Video-specific signals:

  • Presence. How do they carry themselves on camera? Do they project confidence or shrink into the frame? In video selling, presence is half the message.
  • Body language. Leaning in during discovery. Nodding during active listening. Maintaining eye contact (looking at the camera, not the screen). Fidgeting during tough objections. These are involuntary signals that reveal comfort level and engagement.
  • Presentation skills. Can they hold attention through a 10-minute demo? Do they use visuals effectively? Do they check in with the buyer or monologue?
  • Reaction and recovery. When the AI buyer drops a curveball — "Actually, we're now looking at your competitor" — how does the candidate's face react before their mouth catches up? Video captures the moment of genuine response.

Best for

  • Account Executives. If the AE runs Zoom-based discovery calls, demos, and negotiations, video is the definitive assessment. It tests the exact context they'll sell in.
  • Enterprise sales roles. When the deal size justifies the investment, video assessment provides the highest-fidelity signal. For roles with $500K+ quota and complex multi-stakeholder deals, the $25 per assessment is trivial.
  • Final-stage evaluation. After chat or voice has filtered the top candidates, video assessment gives you the definitive look at who can perform under realistic conditions.
  • Sales manager candidates. Coaching conversations, pipeline reviews, and team scenarios all happen on video. Assess managers in the format they'll manage in.

What it misses

Honestly, very little. Video is the highest-fidelity mode. The trade-offs are practical, not informational: it costs more ($25/assessment on Growth, included on Scale), candidates need a camera and quiet space, and it's overkill for roles that never involve video selling.

Ideal plan

$25/completed assessment on Growth ($699/mo). 50 included per month on Scale ($1,299/mo).

Combining Modes: The Multi-Modal Assessment

For roles where multiple selling channels matter, combining modes creates a progressively higher-fidelity evaluation:

Stage 1: Chat (screen 30 → 10) Send a chat assessment to all candidates. It's the fastest, most scalable mode. Review scores and transcripts. Advance the top 30%.

Stage 2: Voice (filter 10 → 5) The top 10 from chat take a voice assessment. Now you see how they perform under real-time pressure. Different candidates surface — the brilliant writer who stumbles on the phone, and the average writer who comes alive in conversation. Advance the top 5.

Stage 3: Video (evaluate 5 → 2) For your finalists, video assessment gives the complete picture. Body language, presence, visual selling skills. You now have three data points on each finalist: how they write, how they talk, and how they present.

Stage 4: Interview (decide 2 → 1) The final interview is now targeted. You've already seen these candidates sell in three channels. The interview focuses on culture, team fit, and probing the specific gaps the assessments identified.
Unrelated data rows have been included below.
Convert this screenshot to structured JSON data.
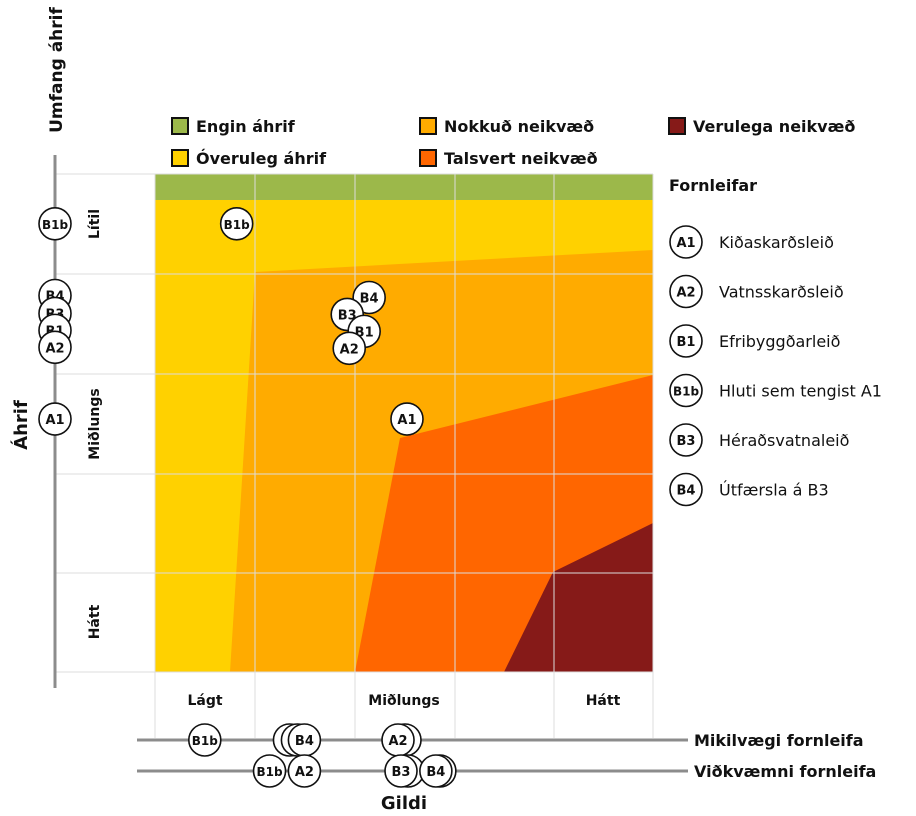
{
  "labels": {
    "y_axis_top": "Umfang áhrif",
    "y_axis_main": "Áhrif",
    "x_axis_main": "Gildi",
    "legend_title": "Fornleifar"
  },
  "legend": [
    {
      "id": "engin",
      "label": "Engin áhrif",
      "color": "#9cb84a"
    },
    {
      "id": "overuleg",
      "label": "Óveruleg áhrif",
      "color": "#ffd100"
    },
    {
      "id": "nokkud",
      "label": "Nokkuð neikvæð",
      "color": "#ffab00"
    },
    {
      "id": "talsvert",
      "label": "Talsvert neikvæð",
      "color": "#ff6600"
    },
    {
      "id": "verulega",
      "label": "Verulega neikvæð",
      "color": "#861a18"
    }
  ],
  "chart_data": {
    "type": "scatter",
    "x_categories": [
      "Lágt",
      "Miðlungs",
      "Hátt"
    ],
    "y_categories": [
      "Lítil",
      "Miðlungs",
      "Hátt"
    ],
    "xlim": [
      0,
      5
    ],
    "ylim": [
      0,
      5
    ],
    "y_axis_points": [
      {
        "code": "B1b",
        "y": 0.5
      },
      {
        "code": "B4",
        "y": 1.22
      },
      {
        "code": "B3",
        "y": 1.4
      },
      {
        "code": "B1",
        "y": 1.57
      },
      {
        "code": "A2",
        "y": 1.74
      },
      {
        "code": "A1",
        "y": 2.46
      }
    ],
    "points": [
      {
        "code": "B1b",
        "x": 0.82,
        "y": 0.5
      },
      {
        "code": "B4",
        "x": 2.15,
        "y": 1.24
      },
      {
        "code": "B3",
        "x": 1.93,
        "y": 1.41
      },
      {
        "code": "B1",
        "x": 2.1,
        "y": 1.58
      },
      {
        "code": "A2",
        "x": 1.95,
        "y": 1.75
      },
      {
        "code": "A1",
        "x": 2.53,
        "y": 2.46
      }
    ],
    "mikilvaegi_points": [
      {
        "code": "B1b",
        "x": 0.5
      },
      {
        "code": "",
        "x": 1.35
      },
      {
        "code": "",
        "x": 1.43
      },
      {
        "code": "B4",
        "x": 1.5
      },
      {
        "code": "",
        "x": 2.51
      },
      {
        "code": "A2",
        "x": 2.44
      }
    ],
    "vidkvaemni_points": [
      {
        "code": "B1b",
        "x": 1.15
      },
      {
        "code": "A2",
        "x": 1.5
      },
      {
        "code": "",
        "x": 2.54
      },
      {
        "code": "B3",
        "x": 2.47
      },
      {
        "code": "",
        "x": 2.86
      },
      {
        "code": "B4",
        "x": 2.82
      }
    ]
  },
  "fornleifar": [
    {
      "code": "A1",
      "name": "Kiðaskarðsleið"
    },
    {
      "code": "A2",
      "name": "Vatnsskarðsleið"
    },
    {
      "code": "B1",
      "name": "Efribyggðarleið"
    },
    {
      "code": "B1b",
      "name": "Hluti sem tengist A1"
    },
    {
      "code": "B3",
      "name": "Héraðsvatnaleið"
    },
    {
      "code": "B4",
      "name": "Útfærsla á B3"
    }
  ],
  "scale_labels": {
    "mikilvaegi": "Mikilvægi fornleifa",
    "vidkvaemni": "Viðkvæmni fornleifa"
  }
}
Each mode is a progressively higher-fidelity filter. By the time you interview the final 2, you've already seen them sell in every channel your team uses.

The Decision Framework

Role TypePrimary ModeSecondary ModeRecommended Plan
SDR/BDR (phone-first)VoiceChat (pre-screen)Growth
SDR/BDR (email-first)ChatStarter
Inside SalesVoiceChat (pre-screen)Growth
Account ExecutiveVideoVoice (pre-screen)Growth or Scale
Enterprise AEVideoVoice (pre-screen)Scale
Sales ManagerVideoScale
Customer Success (sales component)VoiceChatGrowth
Solutions Engineer / SEChatVideo (demo scenarios)Growth

Three Rules of Thumb

Rule 1: Match the channel to the job. If they'll sell on the phone, test them on the phone. If they'll sell on Zoom, test them on Zoom. The obvious answer is usually the right one.
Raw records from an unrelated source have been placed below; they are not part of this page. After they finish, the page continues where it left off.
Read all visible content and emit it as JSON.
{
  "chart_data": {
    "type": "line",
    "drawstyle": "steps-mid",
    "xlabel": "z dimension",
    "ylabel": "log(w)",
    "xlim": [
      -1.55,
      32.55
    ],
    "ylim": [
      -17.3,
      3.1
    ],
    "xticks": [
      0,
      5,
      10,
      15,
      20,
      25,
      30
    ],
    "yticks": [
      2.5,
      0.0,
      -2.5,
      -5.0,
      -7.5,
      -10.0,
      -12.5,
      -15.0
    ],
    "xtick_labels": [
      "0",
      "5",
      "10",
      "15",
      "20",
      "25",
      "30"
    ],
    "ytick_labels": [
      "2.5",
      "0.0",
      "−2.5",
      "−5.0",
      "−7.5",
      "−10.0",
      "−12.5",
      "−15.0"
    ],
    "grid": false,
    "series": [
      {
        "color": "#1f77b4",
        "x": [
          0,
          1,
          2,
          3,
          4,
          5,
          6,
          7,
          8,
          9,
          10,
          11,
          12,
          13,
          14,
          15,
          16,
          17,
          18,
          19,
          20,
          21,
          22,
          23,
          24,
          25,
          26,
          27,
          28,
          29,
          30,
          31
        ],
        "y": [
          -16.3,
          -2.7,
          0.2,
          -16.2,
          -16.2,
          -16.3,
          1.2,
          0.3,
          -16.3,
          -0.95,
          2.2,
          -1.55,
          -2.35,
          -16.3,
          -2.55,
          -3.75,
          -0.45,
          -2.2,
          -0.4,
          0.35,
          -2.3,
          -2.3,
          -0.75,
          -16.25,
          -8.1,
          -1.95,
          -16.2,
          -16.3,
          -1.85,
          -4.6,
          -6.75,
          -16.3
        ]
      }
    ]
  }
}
Rule 2: Use the fastest mode for volume, the richest mode for finalists. Chat for screening 50. Voice for evaluating 10. Video for deciding between 3. Efficiency at the top, fidelity at the bottom.

Rule 3: Don't over-assess. An SDR doesn't need a video assessment. An email-first BDR doesn't need a voice assessment. More modes ≠ better decisions. Better-matched modes = better decisions.